At the time, I didn’t have an opinion on the matter — or rather, I had a lot of opinions, but no urge to sort them — so I put it all out of my head. But then, yesterday, reading James L. Onderdonk’s History of American Verse (1901), I came upon a characterization that brought it back to mind.

According to Onderdonk, there were no women poets worthy of mention after Anne Bradstreet … until the Revolution, at which time a great many came to sudden prominence. Onderdonk names five — Phillis Wheatley, Mercy Otis Warren, Ann Eliza Bleeker, Elizabeth Graeme Fergusson, Susannah Rowson — then gives brief summaries of their lives — not their work — before offering the following:

Taking them all in all, these songstresses constituted a singular group. An ungallant cynic might well ask what degree of literary excellence would be expected of a band made up chiefly of a negro slave, a female revolutionist, a hypochondriac, a society belle, and a gushing sentimentalist. Yet it was from such a heterogeneous source that our infant literature was receiving its nourishment.

Which means, of course, that ours is not the first period about which it might be said, most of the best are women. Though in Onderdonk’s case, the claim is not exactly a rousing endorsement. He offers it with a trace of disgust. In fact, the disgust is what I find most noteworthy, the deference he shows to the “ungallant cynic,” whose point of view is put forward in the very act of being disclaimed.

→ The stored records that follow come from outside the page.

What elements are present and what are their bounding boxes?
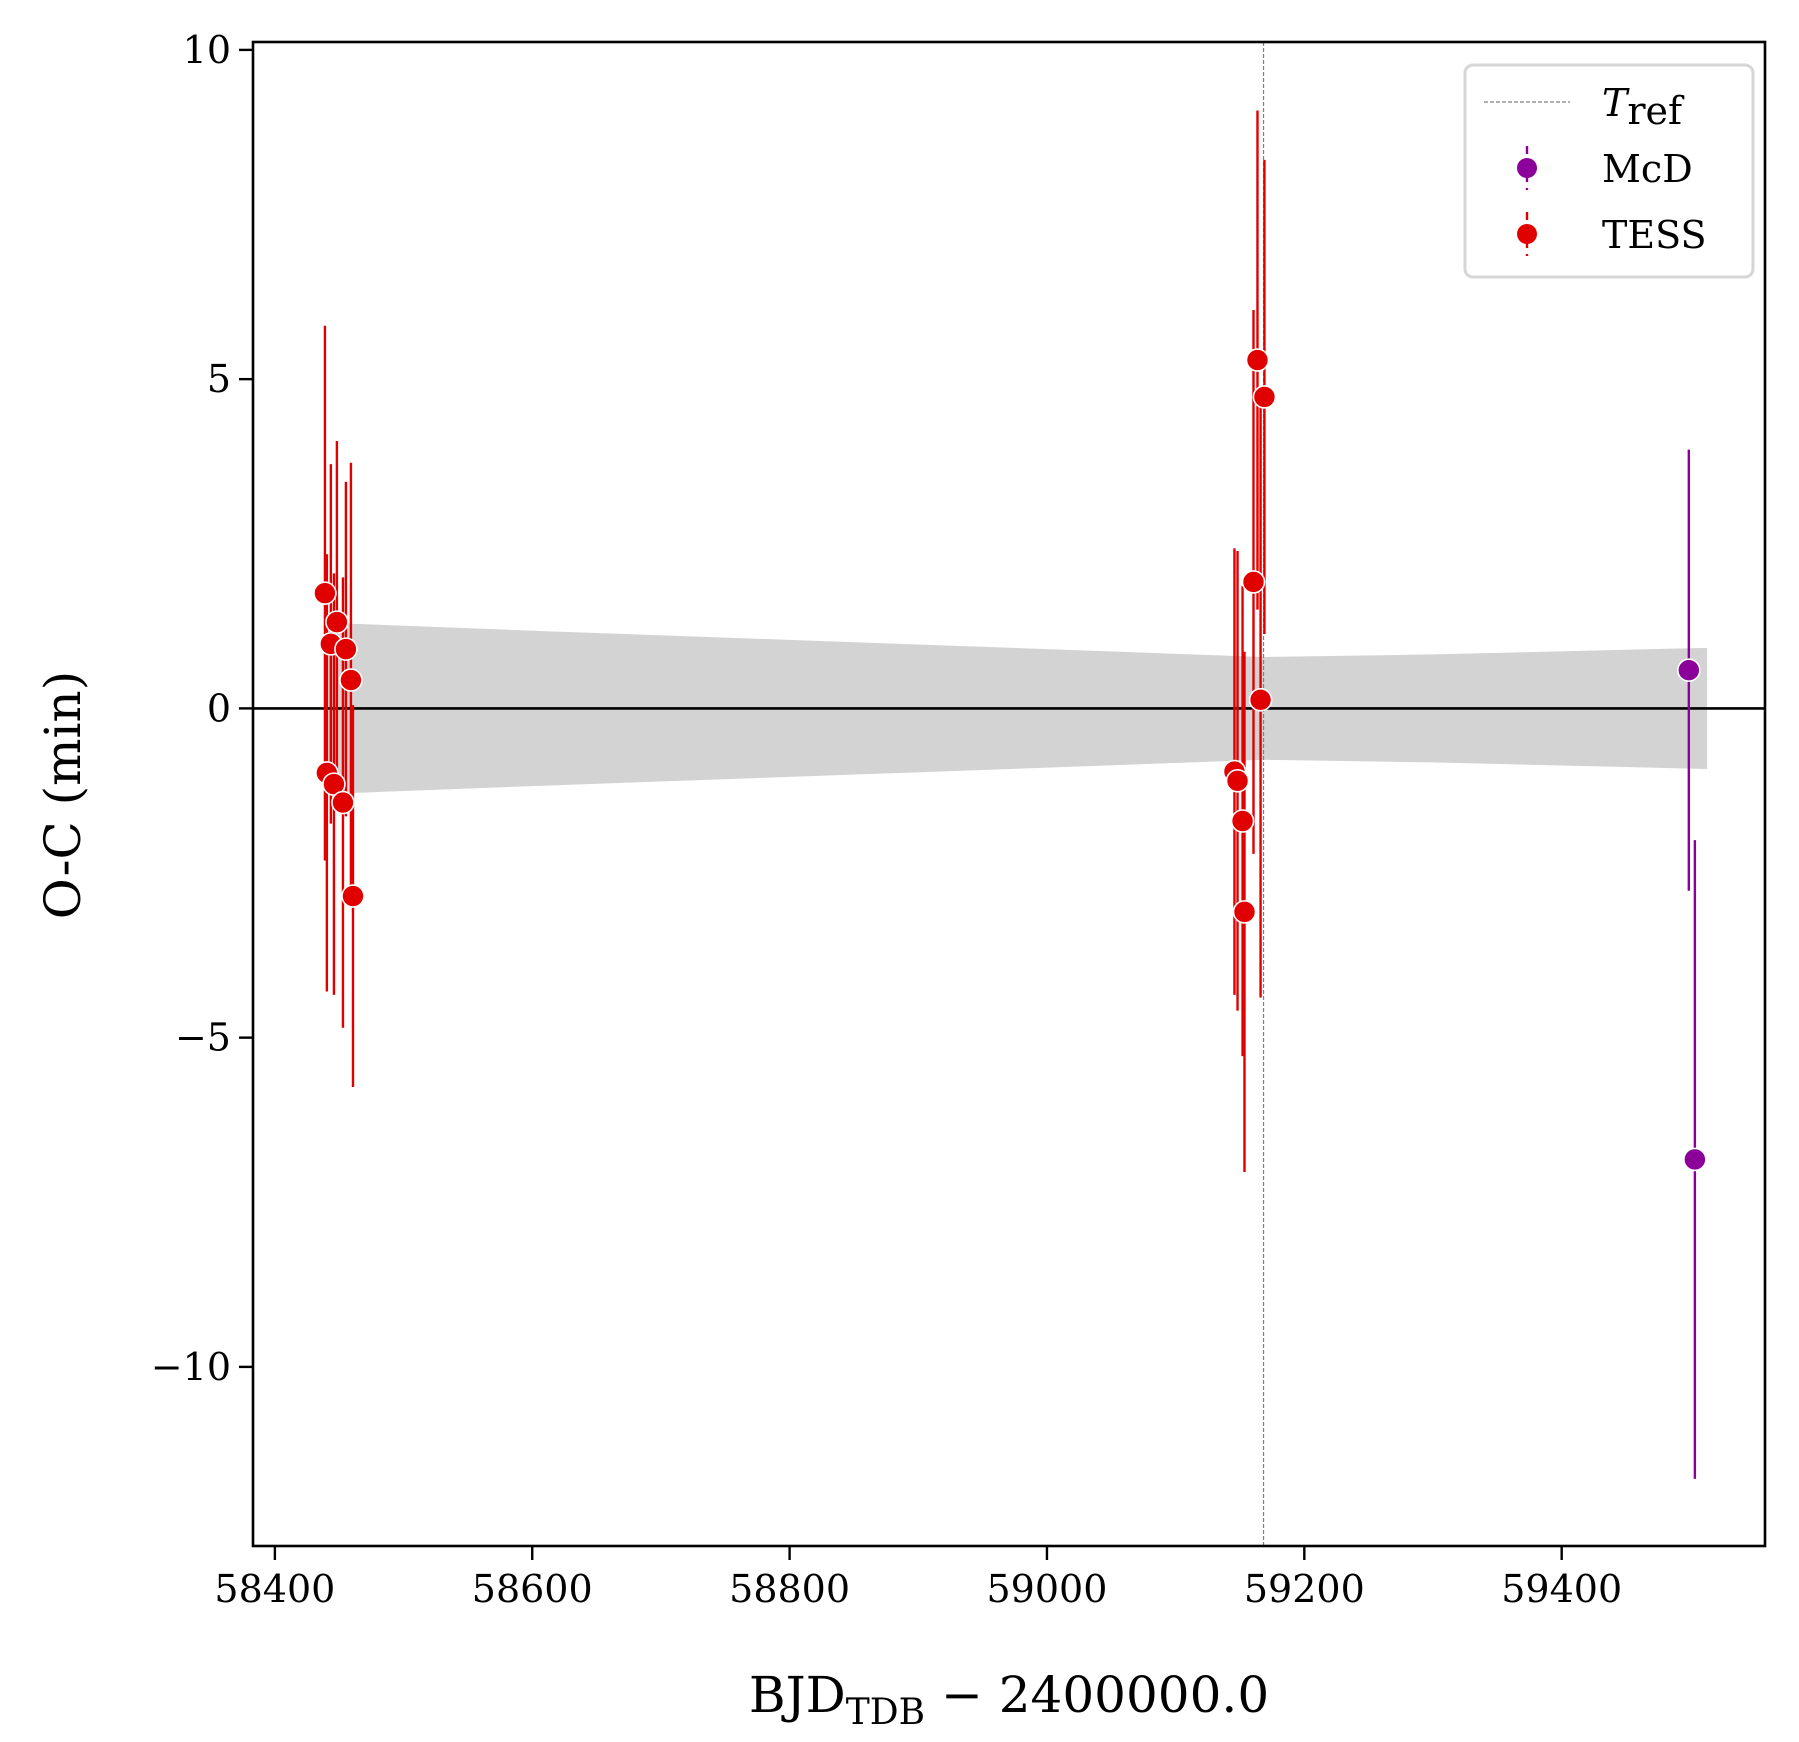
legend: Tref McD TESS	[1463, 63, 1755, 279]
mcd-point	[1677, 658, 1701, 683]
x-tick-label: 59200	[1244, 1567, 1365, 1611]
x-tick-label: 59400	[1501, 1567, 1622, 1611]
legend-tref-label: Tref	[1602, 81, 1685, 133]
mcd-point	[1683, 1147, 1707, 1172]
markers-mcd	[1677, 658, 1707, 1172]
y-tick-label: −5	[175, 1016, 231, 1060]
y-tick-label: −10	[151, 1345, 231, 1389]
x-axis-label: BJDTDB − 2400000.0	[749, 1666, 1269, 1733]
y-tick-label: 5	[207, 357, 231, 401]
markers-tess	[313, 348, 1277, 924]
tess-point	[325, 610, 349, 634]
tess-point	[1230, 809, 1255, 833]
plot-area	[253, 42, 1765, 1546]
x-axis-label-suffix: − 2400000.0	[925, 1666, 1269, 1724]
tess-point	[313, 581, 337, 605]
tess-point	[331, 790, 355, 815]
y-tick-label: 10	[183, 28, 231, 72]
tess-point	[1225, 769, 1250, 793]
x-tick-label: 58800	[729, 1567, 850, 1611]
axes-frame	[251, 40, 1767, 1548]
y-tick-label: 0	[207, 686, 231, 730]
tess-point	[1241, 570, 1266, 594]
x-axis-label-main: BJD	[749, 1666, 846, 1724]
tess-point	[341, 884, 365, 908]
series-layer	[313, 110, 1707, 1479]
tess-point	[1232, 900, 1257, 924]
tess-point	[334, 637, 358, 661]
legend-tess-label: TESS	[1602, 213, 1706, 257]
x-tick-label: 58600	[472, 1567, 593, 1611]
tess-point	[1245, 348, 1270, 372]
y-axis: 10 5 0 −5 −10	[151, 28, 253, 1389]
legend-tess-marker	[1517, 224, 1537, 244]
x-tick-label: 59000	[987, 1567, 1108, 1611]
y-axis-label: O-C (min)	[34, 671, 92, 920]
tess-point	[1252, 385, 1277, 409]
x-axis: 58400 58600 58800 59000 59200 59400	[214, 1546, 1622, 1611]
legend-box	[1463, 63, 1755, 279]
x-tick-label: 58400	[214, 1567, 335, 1611]
x-axis-label-subscript: TDB	[846, 1692, 925, 1733]
tess-point	[1248, 688, 1273, 712]
legend-mcd-marker	[1517, 158, 1537, 178]
legend-mcd-label: McD	[1602, 147, 1693, 191]
tess-point	[339, 668, 363, 692]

The cynic, of course, is Onderdonk himself, who imagines that we all must be cynics too. Predisposed to dismissing these women for their status, their occupations, their personal qualities, he reminds himself — I mean, he reminds us — that they are nonetheless mothers, or anyhow nursemaids, deserving of respect, if only for the sake of the infant they nourish.

Is there a lesson in this? Probably not. But it does make me realize how dissimulating a business claim-making is. Offered as a description of poetry, a claim is more often a way of constituting the world — the world we think we inhabit. Does that world embarrass us? Excite us? Annoy us? Bring contentment? And why? The why of the feeling is at least as important as the truth of the claim that generates it.

As for me, what I mostly feel now is curiosity. About Elizabeth Graeme Fergusson. I seem to have missed her in David Shields’s anthology.

As far as worlds go: I want one big enough to get lost in.